In the famous film The Fifth Element, Leeloo (Milla Jovovich) poses a challenging rhetorical question to Korben Dallas (Bruce Willis) : What's the use in saving life when you see what you do with it? (Watch here). She is speaking 250 years in the future, where life as we know it is threatened by the arrival of Evil. Only Leeloo (the "Fifth Element") can stop Great Evil from extinguishing life. Leeloo is the vulnerable but "supreme being" that comes as human being to save humanity.
To accomplish her task she has to activate the four elemental stones of earth, wind, fire and rain, with her self in the middle as the "fifth element" that is forged into the ultimate weapon against Great Evil. It is at this point of salvation, inside the temple of stones, that Leeloo becomes disillusioned and unwilling to perform the role. She comes to realise that human beings are themselves so evil that they are not worth saving. Any “salvation” will be temporarily at best because in the end human beings are destined to destroy themselves.
Just when hope seems lost, the smitten Korben steps in to resolve her moral quandary. He has fallen in love with her and can't bear to lose it all now. He reasons with her that human beings are worth saving because we are basically good - and more importantly we have love! And so he puts it practise by professing his love for her, embracing and kisses her. And with that spark of"divine light of love" a weapon is forged in her that reaches to the cosmos and causes Great Evil to become a new moon in Earth's orbit. Human beings are saved. Love conquers all!
Director Luc Besson stated in an interview that the film's theme was an important one. He wanted viewers to reach the point where Leeloo asks that question and actually agree with her. Presumably not into despondency but in order for them to share Korben's response that we are worth saving because of the "sparkle" of divine light within us. This love is the source of our saviour. Through that light of love we are able to extinguish all great evil when are in harmony with nature, like Leeloo does in the film!
Besson is certainly right that Leeloo's rhetorical question is an important one. It seems obvious that in a world without God life is without purpose. Coupled with the fact that there appears something within the human nature that gravitates towards evil Leeloo’s has a point. And at the same time she points to an anomaly in the human drama. Life appears not to function as we expect it to. We desire for life to be unending, but yet we confront mortality at every corner. On this point Leeloo rightly recognises the depravity of man and necessity of judgement!
If Leeloo question is helpful, Korben's response is erroneous. To be sure he is correct that human beings are valuable. The real question is the basis and nature of that value, and what it consequently means for man's salvation in general. Korben says we are valuable because we are capable of loving. We have the light of love in us that makes us worthwhile. But such a basis for man's uniqueness immediately runs into many problems.
Love in the movie is largely expressed "erotically". Is that really what make us unique? But even if we allowed for different forms of love, we face the challenge that love means different things to different people. And what of those who have no love for others? Are they not worth saving? Then comes even harder questions. Are we worthwhile as human beings because we love or do we love because we see worth in others? But even if love in life is the ultimate reality, we still need to ask: why should the fact that we are loving beings ground the value of salvation? Who gives this supposed love in us value, to warrant saving it?

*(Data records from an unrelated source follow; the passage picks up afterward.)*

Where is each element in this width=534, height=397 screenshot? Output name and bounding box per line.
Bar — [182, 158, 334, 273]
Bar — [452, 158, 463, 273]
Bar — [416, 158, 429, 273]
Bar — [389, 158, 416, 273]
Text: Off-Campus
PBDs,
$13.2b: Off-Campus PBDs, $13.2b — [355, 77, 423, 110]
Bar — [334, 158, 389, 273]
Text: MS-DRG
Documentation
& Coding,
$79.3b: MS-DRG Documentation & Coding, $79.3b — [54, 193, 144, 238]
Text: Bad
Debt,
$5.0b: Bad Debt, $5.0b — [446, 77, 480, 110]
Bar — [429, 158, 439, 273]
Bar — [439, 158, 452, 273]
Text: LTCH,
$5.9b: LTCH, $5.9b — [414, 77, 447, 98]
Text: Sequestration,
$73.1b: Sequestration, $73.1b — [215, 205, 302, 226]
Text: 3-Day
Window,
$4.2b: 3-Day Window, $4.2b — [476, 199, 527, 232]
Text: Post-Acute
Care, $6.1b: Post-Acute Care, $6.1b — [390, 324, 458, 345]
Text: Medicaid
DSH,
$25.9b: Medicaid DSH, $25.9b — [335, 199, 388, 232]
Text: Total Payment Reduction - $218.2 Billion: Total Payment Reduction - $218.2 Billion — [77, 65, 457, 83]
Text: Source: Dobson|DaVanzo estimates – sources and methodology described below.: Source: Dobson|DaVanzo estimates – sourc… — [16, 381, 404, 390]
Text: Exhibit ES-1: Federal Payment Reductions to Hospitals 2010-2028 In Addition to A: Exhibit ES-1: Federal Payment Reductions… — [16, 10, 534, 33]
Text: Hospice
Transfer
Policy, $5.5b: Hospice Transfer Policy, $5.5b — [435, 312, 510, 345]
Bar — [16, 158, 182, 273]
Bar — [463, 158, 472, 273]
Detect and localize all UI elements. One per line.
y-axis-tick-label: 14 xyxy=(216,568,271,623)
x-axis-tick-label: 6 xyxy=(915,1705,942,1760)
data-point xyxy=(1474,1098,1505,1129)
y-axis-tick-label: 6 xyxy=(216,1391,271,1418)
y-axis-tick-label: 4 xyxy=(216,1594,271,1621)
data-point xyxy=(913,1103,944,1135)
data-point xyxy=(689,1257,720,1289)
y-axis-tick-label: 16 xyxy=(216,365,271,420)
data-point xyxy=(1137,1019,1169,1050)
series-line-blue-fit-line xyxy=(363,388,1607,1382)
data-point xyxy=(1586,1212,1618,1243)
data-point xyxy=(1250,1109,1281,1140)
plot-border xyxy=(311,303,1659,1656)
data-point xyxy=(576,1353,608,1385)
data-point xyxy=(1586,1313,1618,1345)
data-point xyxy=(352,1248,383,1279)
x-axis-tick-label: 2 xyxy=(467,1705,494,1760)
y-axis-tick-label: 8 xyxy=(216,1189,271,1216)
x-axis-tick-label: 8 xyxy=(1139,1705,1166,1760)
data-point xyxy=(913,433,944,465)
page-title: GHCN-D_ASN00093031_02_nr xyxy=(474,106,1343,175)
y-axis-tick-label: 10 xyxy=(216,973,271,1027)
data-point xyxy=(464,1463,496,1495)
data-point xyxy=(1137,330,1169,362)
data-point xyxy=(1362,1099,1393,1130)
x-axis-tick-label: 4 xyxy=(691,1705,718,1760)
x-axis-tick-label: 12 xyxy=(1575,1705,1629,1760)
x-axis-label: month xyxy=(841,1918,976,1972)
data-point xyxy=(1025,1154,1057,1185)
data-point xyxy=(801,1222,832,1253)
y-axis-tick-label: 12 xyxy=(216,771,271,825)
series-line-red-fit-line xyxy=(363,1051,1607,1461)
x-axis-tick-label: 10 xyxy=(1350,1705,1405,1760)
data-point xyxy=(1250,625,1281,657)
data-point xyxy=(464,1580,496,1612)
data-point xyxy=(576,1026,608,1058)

Once again it seems man's attempt to ground meaning to our existence runs into trouble. The Bible alone offers the answer to our deepest problem. It starts with, "in the beginning God" (Genesis 1:1). The words alone mean there's no meaning to anything independent of God. Human beings are valuable because we are created by God in his own likeness. But crucially the Bible reminds us that being God’s creatures alone does not mean we are worth saving! We are fallen and sinful creatures. There's nothing desirable about us worth saving! Rather God in his infinite and undeserved mercy has chosen to make us objects of his affection. All repent turn to him now become His precious children! So at one level we infinitely precious, but that preciousness is not in ourselves but is on the account of the relationship with Him who is Infinitely Precious!
So then armed with this knowledge we must reject the dangerous teaching embedded in the film. The Fifth Element cleverly uses Leelo's challenging question to open a gateway of idolatry. It wishes to encourage us to dismiss the sinfulness of man by appealing to the “divine light of love”, declaring boldly we deserve living forever without condemnation or judgement. It wishes to encourage us to look inwards to our inner light of love rather than turn to Jesus our God for repentance and forgiveness.
From the beginning to end the Fifth Element is riddled with dangerous new age motifs. In the final scene it reminds us that all reality in effect belongs to the same energy which takes many forms. So accordingly we we have the bizarre outcome of Great Evil becoming the "second moon" ( a metaphor perhaps of "helpful evil" often taught in the occult). Even the score echoes the same dangers. The final song is Serra Eric’s “Little Light of Love” which says “only one religion will lead us to the love we aim for…”. What religion? He answers “a little light of soul religion”. The film’s dangerous subtle messages are a reminder of the need for us watch cinema with eyes wide open! Lest we are led astray!